Uma fábrica de sósias cujos sócios ninguém conhece

Já me aconteceu várias vezes, em Curitiba e em outras cidades, de alguém perguntar: “Mas você não é o fulano?”. Eu não era o fulano – eu sou o beltrano. A pessoa insistia que eu era a cara do fulano. Não vou dizer que é uma situação rara porque há alguns meses eu encontrei na internet uma fotografia antiga de três irmãos franceses. Um deles, Henri Seeberger, que morreu em 1956, me pareceu a cara de um amigo em Londrina. Para tirar dúvida coloquei na rede social com a pergunta e todos que o conheciam foram unânimes em dizer que era a cara do Nelson. Até o próprio viu semelhança, embora fosse uma foto feita há décadas passadas e na Europa.

Quando morava em Londrina eu ficava invocado com o fenômeno de encontrar pessoas com a cara de outras pessoas, conhecidas, caso contrário não há como estabelecer comparação. São sósias. Eu trabalhava no centro da cidade. Nas proximidades do bosque havia um homem que era a cara do escritor Ernest Hemingway. Eu acalentava o desejo de tirar uma fotografia com o sujeito para mostrar para os amigos e eles dizerem: “Não pode ser o Hemingway, ele morreu em 1961”. Hemingway por sinal é um dos sujeitos que tem uma legião de sósias. Havia – ou ainda há – em Key West, onde ele morou, um concurso para saber que sósia era mais parecido com o escritor. Vinham Hemingways de todos os lugares dos Estados Unidos e alguns até do exterior. Alguns já chegavam mamados para dar maior autenticidade.

No ano passado os seis sósias mais parecidos com o escritor ganharam uma viagem para Havana. O trabalho deles era ficar para baixo e para cima em certos pontos da cidade durante um congresso sobre Hemingway. Claro que na categoria de sósias não se enquadram sujeitos que deixam topetes e costeletas crescerem e se requebram cantando: “We’re caught in a trap. I can’t walk out. Because I love you too much baby”. O verdadeiro sósia não precisa de artifício. Ele simplesmente é a cara escarrada do outro, a ponto de confundir sem precisar de reforço adicional. Poucos imitadores de Elvis Presley, Raul Seixas ou Roberto Carlos são, na realidade, sósias. São, quase sempre, admiradores sem semelhança física, com grande empatia emocional. Eles vivem amalgamados na história de seus ídolos.
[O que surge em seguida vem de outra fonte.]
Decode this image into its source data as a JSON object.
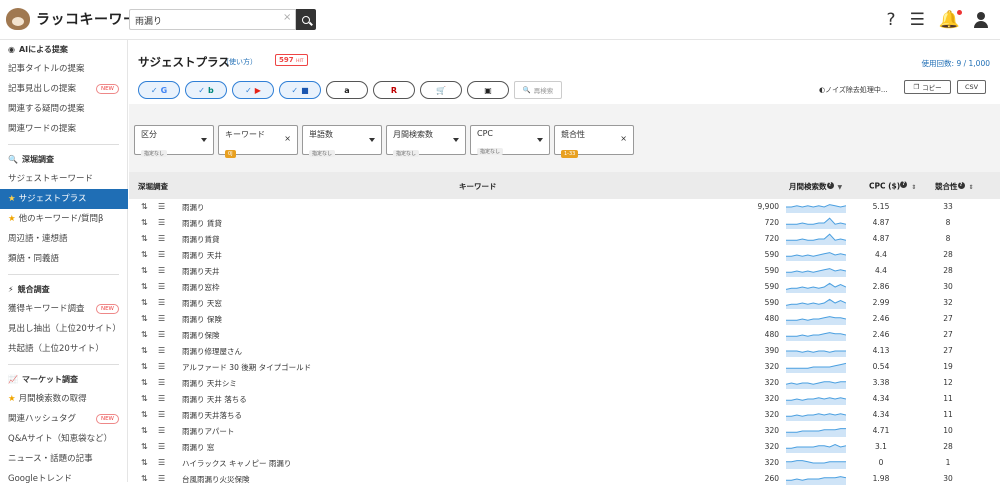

Eu me lembrei deste tema, porque há algum tempo, olhando fotografias de profissionais italianos, encontrei a de uma mulher – ela deveria ter 35 anos, mais ou menos – cuja semelhança com a filha de um amigo meu de Maringá era espantosa. Nem a mãe, pai ou irmão eram tão semelhantes. E as duas estão separadas por um oceano, uma cultura e um tempo que não permitem explicação razoável. O que me ocorreu foi que o mundo está tão cheio de gente, que esgotamos as opções faciais e alguém está repetindo as velhas formas. Seria uma explicação marota e até aceitável não fosse o fato de que os sósias não são um fenômeno novo.

O escritor Mark Twain, meio sósia de meu amigo Mário, o primeiro tem fartos bigodes e não tem as barbas longas do segundo, escreveu um livro chamado “O Príncipe e o Mendigo” que versa justamente sobre um entediado príncipe que resolve passar por mendigo, deixando em seu lugar um sujeito em tudo semelhante a ele. O cineasta Akira Kurosawa usou o mesmo argumento para um filme sensacional em que amigos e parentes de um senhor feudal morto de um Japão antigo recorrem a um vagabundo semelhante ao monarca para dissimular a morte do nobre e esconder a verdade de seus inimigos. O único a reconhecer que o sujeito era um farsante foi o cavalo do nobre.

No filme “Fahrenheit 451”, a atriz Julie Christie interpreta duas personagens – a mulher e amante de um bombeiro – cuja diferença física entre elas se resume a ter cabelos compridos e outra ter cabelos curtos. Assim, a coisa é antiga e não tem fronteiras. E não é surpresa para ninguém passar pelas ruas da cidade e encontrar um sujeito com a cara do amigo que não vê há muito. Talvez porque há muito o universo tem uma fábrica de sósias cujos sócios ninguém conhece.